Berdasarkan keterangan Kepala Polisi Bharuch Rajendrasinh Chudasama, seperti dilansir dari Asian News International, api terjadi di unit perawatan intensif (ICU) pukul 00.30 waktu setempat akibat hubungan pendek arus listrik. Api sudah dipadamkan dan para pasien beserta petugas telah dipindahkan ke rumah sakit lain.
Pemerintah Negara Bagian Gujarat, seperti diutarakan oleh Menteri Kepala Gujarat Vijay Rupani, berjanji memberikan santunan 400.000 rupee atau setara dengan Rp 77,8 juta kepada keluarga para korban. Sejauh ini, pemerintah masih melakukan penyelidikan mengenai penyebab kebakaran dan tata kelola RS Patel Welfare untuk melihat jika ada kemungkinan kelalaian dalam perawatan infrastruktur.
Sebelumnya, pada 23 April, juga terjadi kebakaran di RS khusus Covid-19 Vijay Vallabh di kota Palghar, Negara Bagian Maharashtra. Sebanyak 13 pasien tewas. Mereka semua sedang berada di ICU bersama lima pasien lain ketika unit penyejuk ruangan mengeluarkan percikan api akibat korsleting pukul 03.00 waktu setempat. Api berhasil dipadamkan pada pagi hari pukul 05.20.
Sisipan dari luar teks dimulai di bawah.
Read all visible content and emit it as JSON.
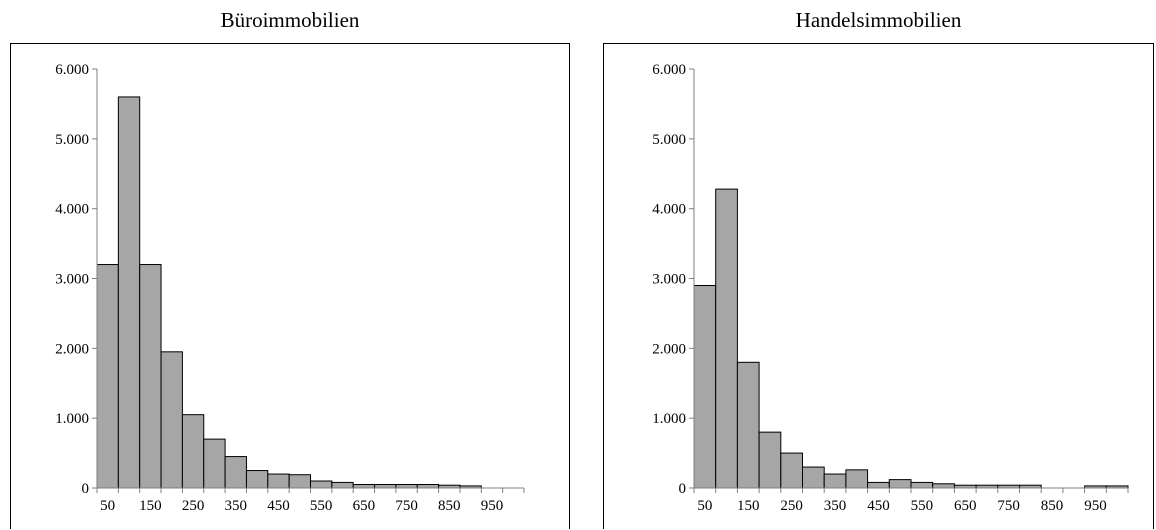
{
  "chart_data": [
    {
      "type": "bar",
      "title": "Büroimmobilien",
      "xlabel": "",
      "ylabel": "",
      "ylim": [
        0,
        6000
      ],
      "yticks": [
        "0",
        "1.000",
        "2.000",
        "3.000",
        "4.000",
        "5.000",
        "6.000"
      ],
      "xtick_labels": [
        "50",
        "150",
        "250",
        "350",
        "450",
        "550",
        "650",
        "750",
        "850",
        "950"
      ],
      "bin_width": 50,
      "x_start": 25,
      "x_end": 1025,
      "values": [
        3200,
        5600,
        3200,
        1950,
        1050,
        700,
        450,
        250,
        200,
        190,
        100,
        80,
        50,
        50,
        50,
        50,
        40,
        30,
        0,
        0
      ],
      "grid": false,
      "legend": false
    },
    {
      "type": "bar",
      "title": "Handelsimmobilien",
      "xlabel": "",
      "ylabel": "",
      "ylim": [
        0,
        6000
      ],
      "yticks": [
        "0",
        "1.000",
        "2.000",
        "3.000",
        "4.000",
        "5.000",
        "6.000"
      ],
      "xtick_labels": [
        "50",
        "150",
        "250",
        "350",
        "450",
        "550",
        "650",
        "750",
        "850",
        "950"
      ],
      "bin_width": 50,
      "x_start": 25,
      "x_end": 1025,
      "values": [
        2900,
        4280,
        1800,
        800,
        500,
        300,
        200,
        260,
        80,
        120,
        80,
        60,
        40,
        40,
        40,
        40,
        0,
        0,
        30,
        30
      ],
      "grid": false,
      "legend": false
    }
  ]
}
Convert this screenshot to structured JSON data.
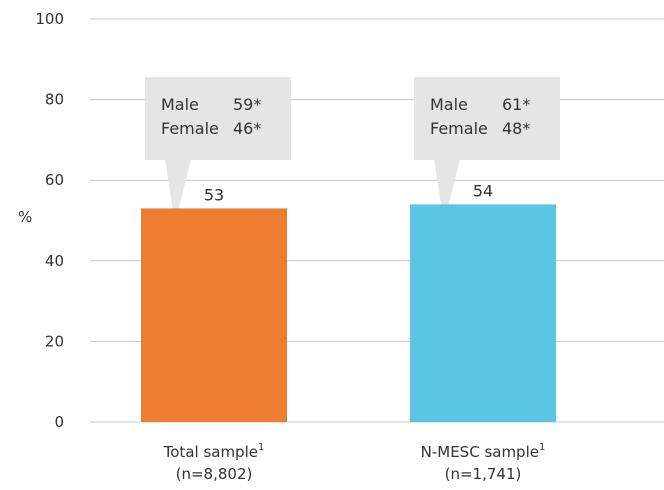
{
  "chart_data": {
    "type": "bar",
    "ylabel": "%",
    "ylim": [
      0,
      100
    ],
    "yticks": [
      0,
      20,
      40,
      60,
      80,
      100
    ],
    "grid": true,
    "categories": [
      {
        "name": "Total sample",
        "footnote": "1",
        "n": "(n=8,802)"
      },
      {
        "name": "N-MESC sample",
        "footnote": "1",
        "n": "(n=1,741)"
      }
    ],
    "values": [
      53,
      54
    ],
    "colors": [
      "#ED7D31",
      "#5BC5E2"
    ],
    "annotations": [
      {
        "rows": [
          {
            "label": "Male",
            "value": "59*"
          },
          {
            "label": "Female",
            "value": "46*"
          }
        ]
      },
      {
        "rows": [
          {
            "label": "Male",
            "value": "61*"
          },
          {
            "label": "Female",
            "value": "48*"
          }
        ]
      }
    ]
  }
}
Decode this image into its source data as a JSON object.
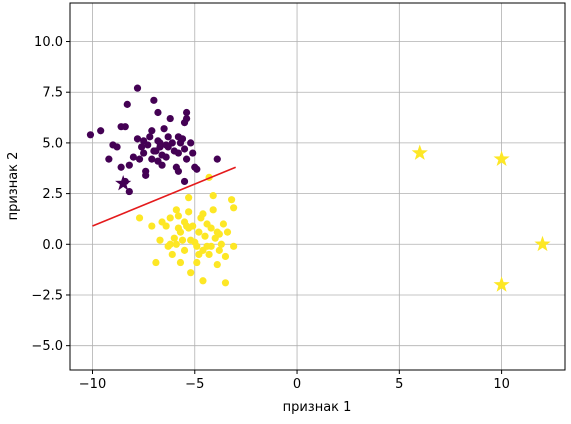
{
  "chart_data": {
    "type": "scatter",
    "xlabel": "признак 1",
    "ylabel": "признак 2",
    "xlim": [
      -11.1,
      13.1
    ],
    "ylim": [
      -6.2,
      11.9
    ],
    "xticks": [
      -10,
      -5,
      0,
      5,
      10
    ],
    "xtick_labels": [
      "−10",
      "−5",
      "0",
      "5",
      "10"
    ],
    "yticks": [
      -5.0,
      -2.5,
      0.0,
      2.5,
      5.0,
      7.5,
      10.0
    ],
    "ytick_labels": [
      "−5.0",
      "−2.5",
      "0.0",
      "2.5",
      "5.0",
      "7.5",
      "10.0"
    ],
    "grid": true,
    "colors": {
      "class0": "#440154",
      "class1": "#fde725",
      "line": "#e41a1c",
      "grid": "#b0b0b0"
    },
    "series": [
      {
        "class": 0,
        "marker": "circle",
        "points": [
          [
            -10.1,
            5.4
          ],
          [
            -9.6,
            5.6
          ],
          [
            -9.2,
            4.2
          ],
          [
            -9.0,
            4.9
          ],
          [
            -8.8,
            4.8
          ],
          [
            -8.6,
            5.8
          ],
          [
            -8.4,
            5.8
          ],
          [
            -8.3,
            6.9
          ],
          [
            -8.6,
            3.8
          ],
          [
            -8.4,
            3.1
          ],
          [
            -8.2,
            3.9
          ],
          [
            -8.2,
            2.6
          ],
          [
            -8.0,
            4.3
          ],
          [
            -7.8,
            7.7
          ],
          [
            -7.8,
            5.2
          ],
          [
            -7.7,
            4.2
          ],
          [
            -7.6,
            4.8
          ],
          [
            -7.5,
            5.1
          ],
          [
            -7.5,
            4.5
          ],
          [
            -7.4,
            3.6
          ],
          [
            -7.4,
            3.4
          ],
          [
            -7.3,
            4.9
          ],
          [
            -7.2,
            5.3
          ],
          [
            -7.1,
            4.2
          ],
          [
            -7.1,
            5.6
          ],
          [
            -7.0,
            7.1
          ],
          [
            -6.9,
            4.6
          ],
          [
            -6.8,
            6.5
          ],
          [
            -6.8,
            4.1
          ],
          [
            -6.7,
            5.0
          ],
          [
            -6.7,
            4.8
          ],
          [
            -6.6,
            3.9
          ],
          [
            -6.6,
            4.4
          ],
          [
            -6.5,
            5.7
          ],
          [
            -6.4,
            4.3
          ],
          [
            -6.3,
            5.3
          ],
          [
            -6.3,
            4.8
          ],
          [
            -6.2,
            6.2
          ],
          [
            -6.1,
            5.0
          ],
          [
            -6.0,
            4.6
          ],
          [
            -5.9,
            3.8
          ],
          [
            -5.8,
            4.5
          ],
          [
            -5.8,
            5.3
          ],
          [
            -5.8,
            3.6
          ],
          [
            -5.7,
            5.0
          ],
          [
            -5.6,
            5.2
          ],
          [
            -5.5,
            4.7
          ],
          [
            -5.5,
            6.0
          ],
          [
            -5.4,
            6.2
          ],
          [
            -5.4,
            6.5
          ],
          [
            -5.4,
            4.2
          ],
          [
            -5.5,
            3.1
          ],
          [
            -5.2,
            5.0
          ],
          [
            -5.1,
            4.5
          ],
          [
            -5.0,
            3.8
          ],
          [
            -4.9,
            3.7
          ],
          [
            -3.9,
            4.2
          ],
          [
            -6.4,
            4.9
          ],
          [
            -6.8,
            5.1
          ],
          [
            -7.0,
            4.6
          ]
        ]
      },
      {
        "class": 1,
        "marker": "circle",
        "points": [
          [
            -7.7,
            1.3
          ],
          [
            -7.1,
            0.9
          ],
          [
            -6.9,
            -0.9
          ],
          [
            -6.6,
            1.1
          ],
          [
            -6.4,
            0.9
          ],
          [
            -6.3,
            -0.1
          ],
          [
            -6.2,
            0.0
          ],
          [
            -6.1,
            -0.5
          ],
          [
            -6.0,
            0.3
          ],
          [
            -5.9,
            1.7
          ],
          [
            -5.8,
            0.8
          ],
          [
            -5.8,
            1.4
          ],
          [
            -5.7,
            0.6
          ],
          [
            -5.7,
            -0.9
          ],
          [
            -5.6,
            0.2
          ],
          [
            -5.5,
            1.1
          ],
          [
            -5.5,
            -0.3
          ],
          [
            -5.4,
            0.9
          ],
          [
            -5.3,
            2.3
          ],
          [
            -5.3,
            1.6
          ],
          [
            -5.2,
            0.2
          ],
          [
            -5.2,
            -1.4
          ],
          [
            -5.1,
            0.9
          ],
          [
            -5.0,
            0.1
          ],
          [
            -4.9,
            -0.1
          ],
          [
            -4.9,
            -0.9
          ],
          [
            -4.8,
            0.6
          ],
          [
            -4.7,
            1.3
          ],
          [
            -4.6,
            -0.3
          ],
          [
            -4.6,
            -1.8
          ],
          [
            -4.5,
            0.4
          ],
          [
            -4.4,
            1.0
          ],
          [
            -4.3,
            -0.5
          ],
          [
            -4.2,
            0.8
          ],
          [
            -4.2,
            -0.1
          ],
          [
            -4.1,
            1.7
          ],
          [
            -4.1,
            2.4
          ],
          [
            -4.0,
            0.3
          ],
          [
            -3.9,
            -1.0
          ],
          [
            -3.9,
            0.6
          ],
          [
            -3.8,
            -0.3
          ],
          [
            -3.7,
            0.0
          ],
          [
            -3.6,
            1.0
          ],
          [
            -3.5,
            -0.6
          ],
          [
            -3.5,
            -1.9
          ],
          [
            -3.4,
            0.6
          ],
          [
            -3.2,
            2.2
          ],
          [
            -3.1,
            -0.1
          ],
          [
            -3.1,
            1.8
          ],
          [
            -4.3,
            3.3
          ],
          [
            -6.7,
            0.2
          ],
          [
            -6.2,
            1.3
          ],
          [
            -5.3,
            0.8
          ],
          [
            -4.8,
            -0.5
          ],
          [
            -4.4,
            -0.1
          ],
          [
            -3.8,
            0.5
          ],
          [
            -4.6,
            1.5
          ],
          [
            -5.9,
            0.0
          ]
        ]
      },
      {
        "class": 0,
        "marker": "star",
        "points": [
          [
            -8.5,
            3.0
          ]
        ]
      },
      {
        "class": 1,
        "marker": "star",
        "points": [
          [
            6.0,
            4.5
          ],
          [
            10.0,
            4.2
          ],
          [
            12.0,
            0.0
          ],
          [
            10.0,
            -2.0
          ]
        ]
      }
    ],
    "line": {
      "x": [
        -10.0,
        -3.0
      ],
      "y": [
        0.9,
        3.8
      ]
    }
  }
}
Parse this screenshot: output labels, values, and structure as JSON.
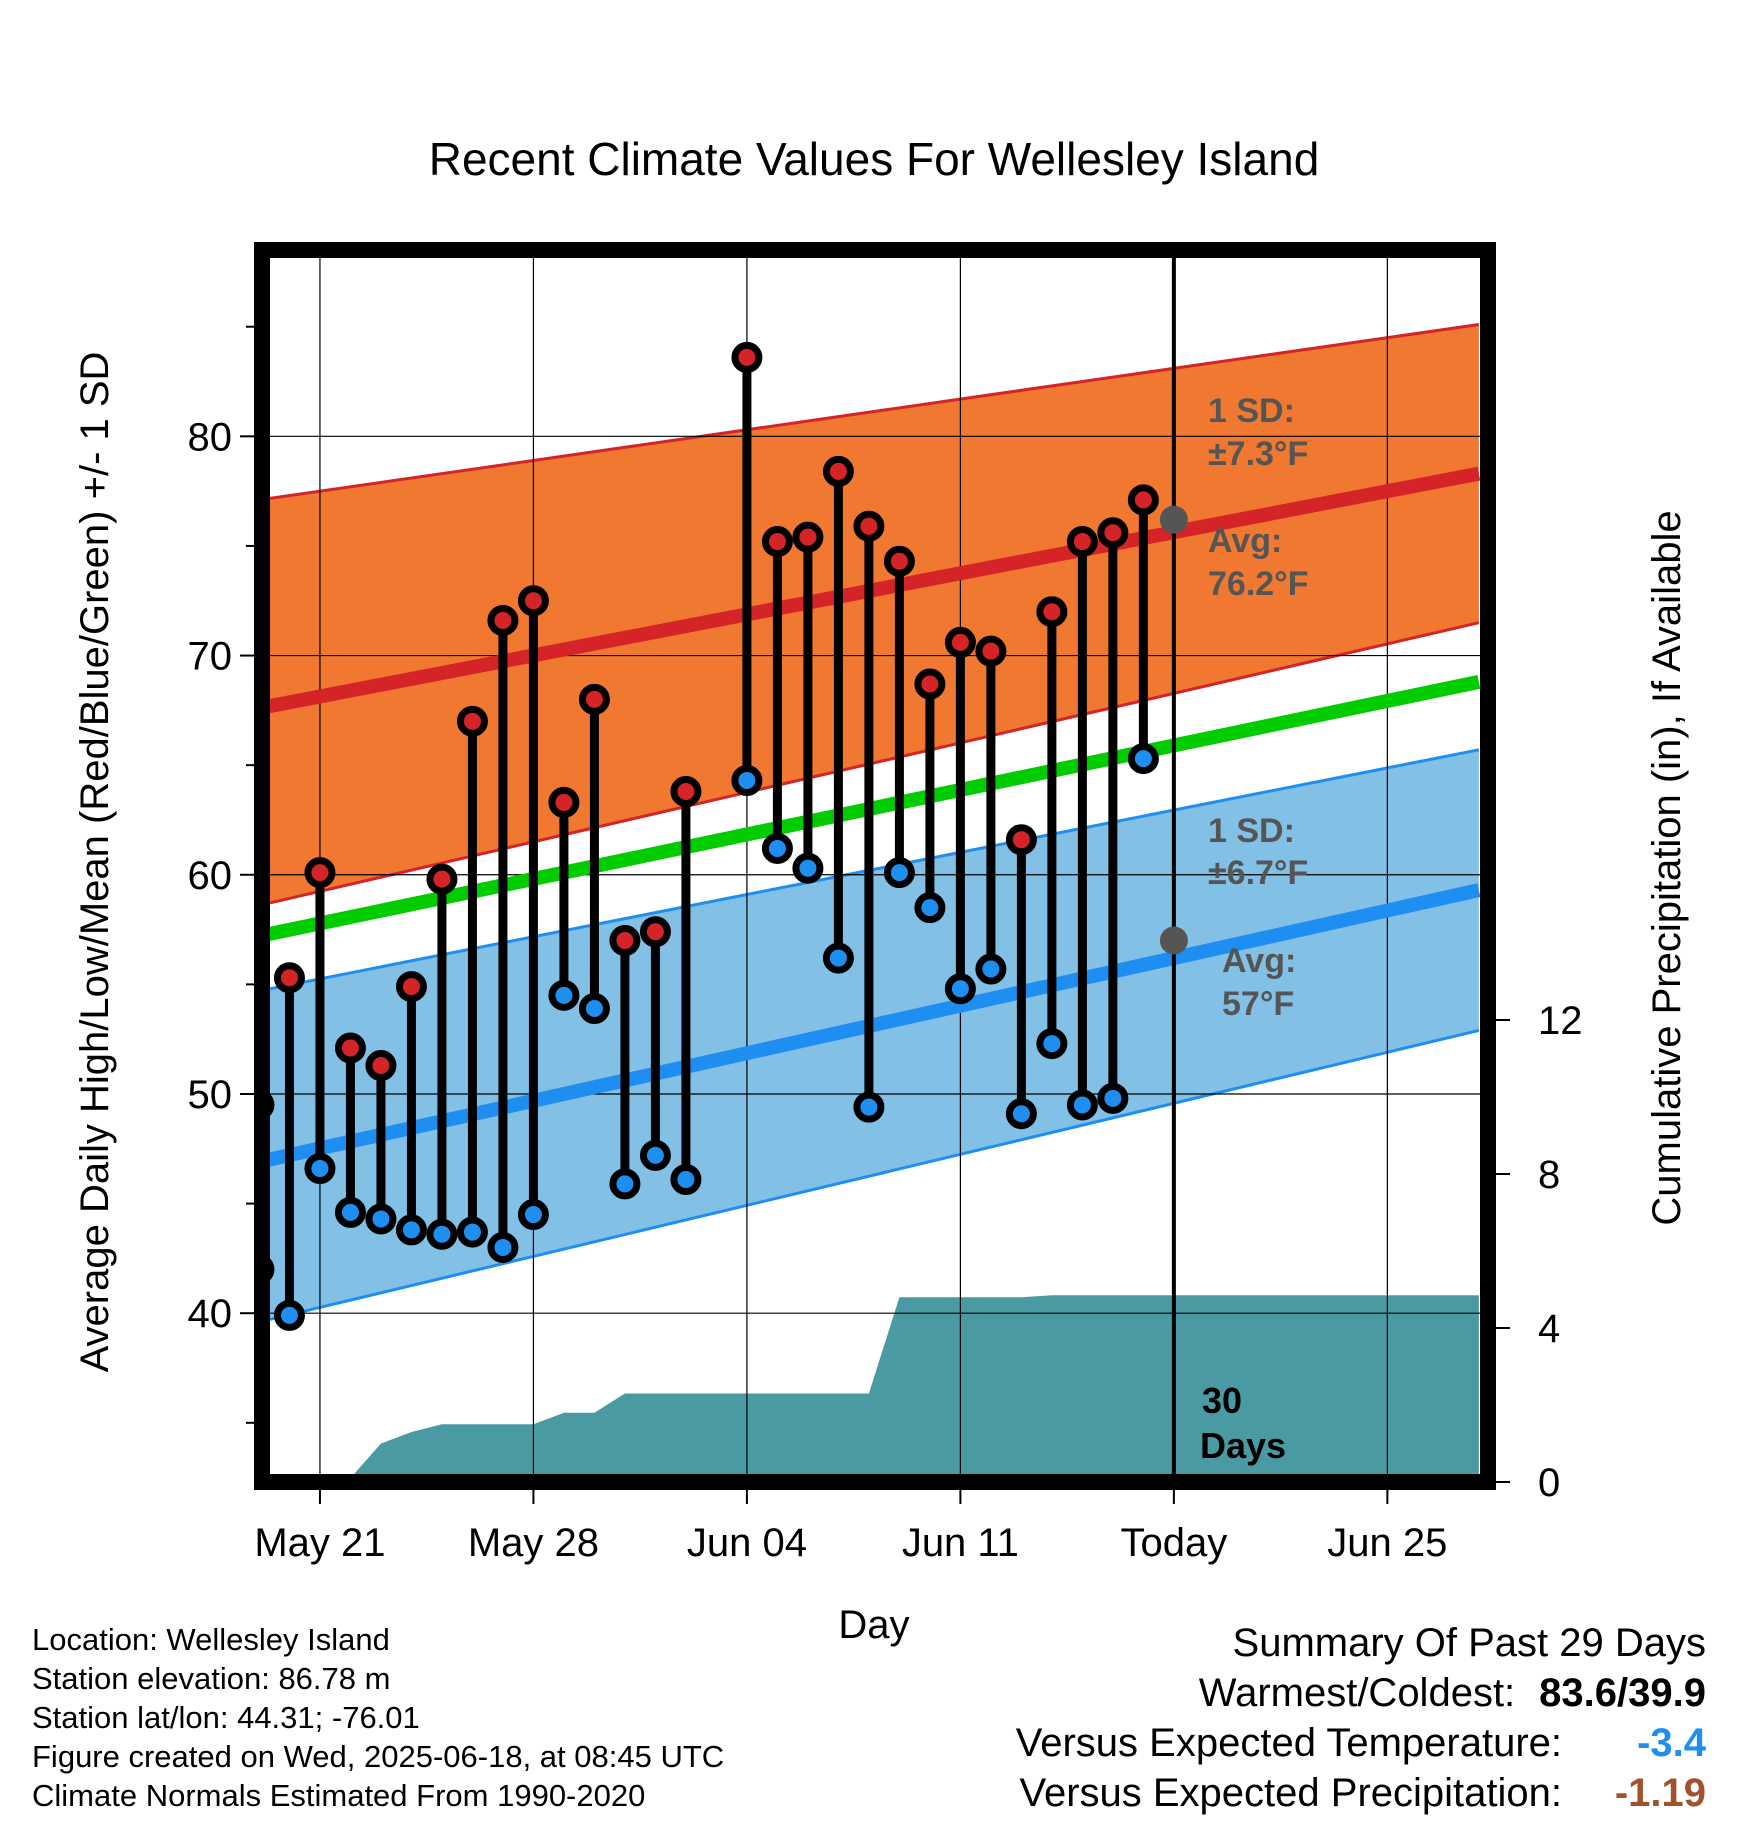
{
  "chart_data": {
    "type": "line",
    "title": "Recent Climate Values For Wellesley Island",
    "xlabel": "Day",
    "ylabel": "Average Daily High/Low/Mean (Red/Blue/Green) +/- 1 SD",
    "y2label": "Cumulative Precipitation (in), If Available",
    "x_range_days": [
      -29.9,
      10.3
    ],
    "ylim": [
      32.3,
      88.5
    ],
    "y2lim": [
      0,
      32
    ],
    "yticks": [
      40,
      50,
      60,
      70,
      80
    ],
    "y2ticks": [
      0,
      4,
      8,
      12
    ],
    "xticks": [
      {
        "day": -28,
        "label": "May 21"
      },
      {
        "day": -21,
        "label": "May 28"
      },
      {
        "day": -14,
        "label": "Jun 04"
      },
      {
        "day": -7,
        "label": "Jun 11"
      },
      {
        "day": 0,
        "label": "Today"
      },
      {
        "day": 7,
        "label": "Jun 25"
      }
    ],
    "grid": true,
    "today_line_day": 0,
    "daily": {
      "days": [
        -30,
        -29,
        -28,
        -27,
        -26,
        -25,
        -24,
        -23,
        -22,
        -21,
        -20,
        -19,
        -18,
        -17,
        -16,
        -15,
        -14,
        -13,
        -12,
        -11,
        -10,
        -9,
        -8,
        -7,
        -6,
        -5,
        -4,
        -3,
        -2,
        -1
      ],
      "high": [
        49.5,
        55.3,
        60.1,
        52.1,
        51.3,
        54.9,
        59.8,
        67.0,
        71.6,
        72.5,
        63.3,
        68.0,
        57.0,
        57.4,
        63.8,
        null,
        83.6,
        75.2,
        75.4,
        78.4,
        75.9,
        74.3,
        68.7,
        70.6,
        70.2,
        61.6,
        72.0,
        75.2,
        75.6,
        77.1
      ],
      "low": [
        42.0,
        39.9,
        46.6,
        44.6,
        44.3,
        43.8,
        43.6,
        43.7,
        43.0,
        44.5,
        54.5,
        53.9,
        45.9,
        47.2,
        46.1,
        null,
        64.3,
        61.2,
        60.3,
        56.2,
        49.4,
        60.1,
        58.5,
        54.8,
        55.7,
        49.1,
        52.3,
        49.5,
        49.8,
        65.3
      ],
      "high_color": "#d42427",
      "low_color": "#1e8ff0"
    },
    "normals": {
      "days": [
        -30,
        10
      ],
      "avg_high": [
        67.6,
        78.3
      ],
      "avg_high_sd_upper": [
        77.1,
        85.1
      ],
      "avg_high_sd_lower": [
        58.6,
        71.5
      ],
      "avg_low": [
        46.9,
        59.3
      ],
      "avg_low_sd_upper": [
        54.7,
        65.7
      ],
      "avg_low_sd_lower": [
        39.6,
        52.9
      ],
      "avg_mean": [
        57.2,
        68.8
      ],
      "today_high_avg": 76.2,
      "today_low_avg": 57.0,
      "high_sd": 7.3,
      "low_sd": 6.7
    },
    "precipitation": {
      "days": [
        -30,
        -29,
        -28,
        -27,
        -26,
        -25,
        -24,
        -23,
        -22,
        -21,
        -20,
        -19,
        -18,
        -17,
        -16,
        -15,
        -14,
        -13,
        -12,
        -11,
        -10,
        -9,
        -8,
        -7,
        -6,
        -5,
        -4,
        -3,
        -2,
        -1,
        0,
        10
      ],
      "cumulative": [
        0,
        0,
        0,
        0.1,
        1.0,
        1.3,
        1.5,
        1.5,
        1.5,
        1.5,
        1.8,
        1.8,
        2.3,
        2.3,
        2.3,
        2.3,
        2.3,
        2.3,
        2.3,
        2.3,
        2.3,
        4.8,
        4.8,
        4.8,
        4.8,
        4.8,
        4.85,
        4.85,
        4.85,
        4.85,
        4.85,
        4.85
      ],
      "color": "#4a9aa3"
    },
    "colors": {
      "high_band": "#f07830",
      "high_line": "#d42427",
      "low_band": "#82c0e6",
      "low_line": "#1e8ff0",
      "mean_line": "#00cc00",
      "annotation": "#555555"
    },
    "annotations": {
      "high_sd_label": "1 SD:",
      "high_sd_value": "±7.3°F",
      "high_avg_label": "Avg:",
      "high_avg_value": "76.2°F",
      "low_sd_label": "1 SD:",
      "low_sd_value": "±6.7°F",
      "low_avg_label": "Avg:",
      "low_avg_value": "57°F",
      "days_num": "30",
      "days_word": "Days"
    }
  },
  "info": {
    "location": "Location: Wellesley Island",
    "elevation": "Station elevation: 86.78 m",
    "latlon": "Station lat/lon: 44.31; -76.01",
    "created": "Figure created on Wed, 2025-06-18, at 08:45 UTC",
    "normals": "Climate Normals Estimated From 1990-2020"
  },
  "summary": {
    "heading": "Summary Of Past 29 Days",
    "warmest_label": "Warmest/Coldest:",
    "warmest_value": "83.6/39.9",
    "temp_label": "Versus Expected Temperature:",
    "temp_value": "-3.4",
    "temp_color": "#1e8ff0",
    "precip_label": "Versus Expected Precipitation:",
    "precip_value": "-1.19",
    "precip_color": "#a0522d"
  }
}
Dua hari sebelumnya, terjadi tragedi di RS Covid-19 Nashik, juga di Maharashtra, yang menewaskan 22 pasien. Mereka semua merupakan pasien yang membutuhkan asupan oksigen melalui ventilator. Alat-alat tersebut tiba-tiba berhenti akibat kerusakan di mesin penyuplai utama sehingga 22 pasien itu meninggal karena sesak napas.
Pada 25-26 Maret juga terjadi kebakaran di Mumbai’s Dream Mall, Maharashtra. Kompleks pusat perbelanjaan ini beberapa unitnya diperuntukkan sebagai RS khusus Covid-19. Kebakaran yang berlangsung selama 40 jam itu, menurut Yahoo News India, menewaskan sembilan orang, termasuk pasien yang tengah dirawat memakai ventilator.
India mengalami krisis akibat Covid-19 yang terparah sedunia. Data per 1 Mei menunjukkan, ada lonjakan 400.000 kasus baru dalam kurun waktu 24 jam. Ini adalah fenomena pertama di dunia. Rumah sakit-rumah sakit kewalahan karena tidak bisa menampung jumlah pasien yang terus bertambah. Persediaan oksigen dan ventilator pun kian menipis serta stok baru membutuhkan waktu lama untuk mencapai RS.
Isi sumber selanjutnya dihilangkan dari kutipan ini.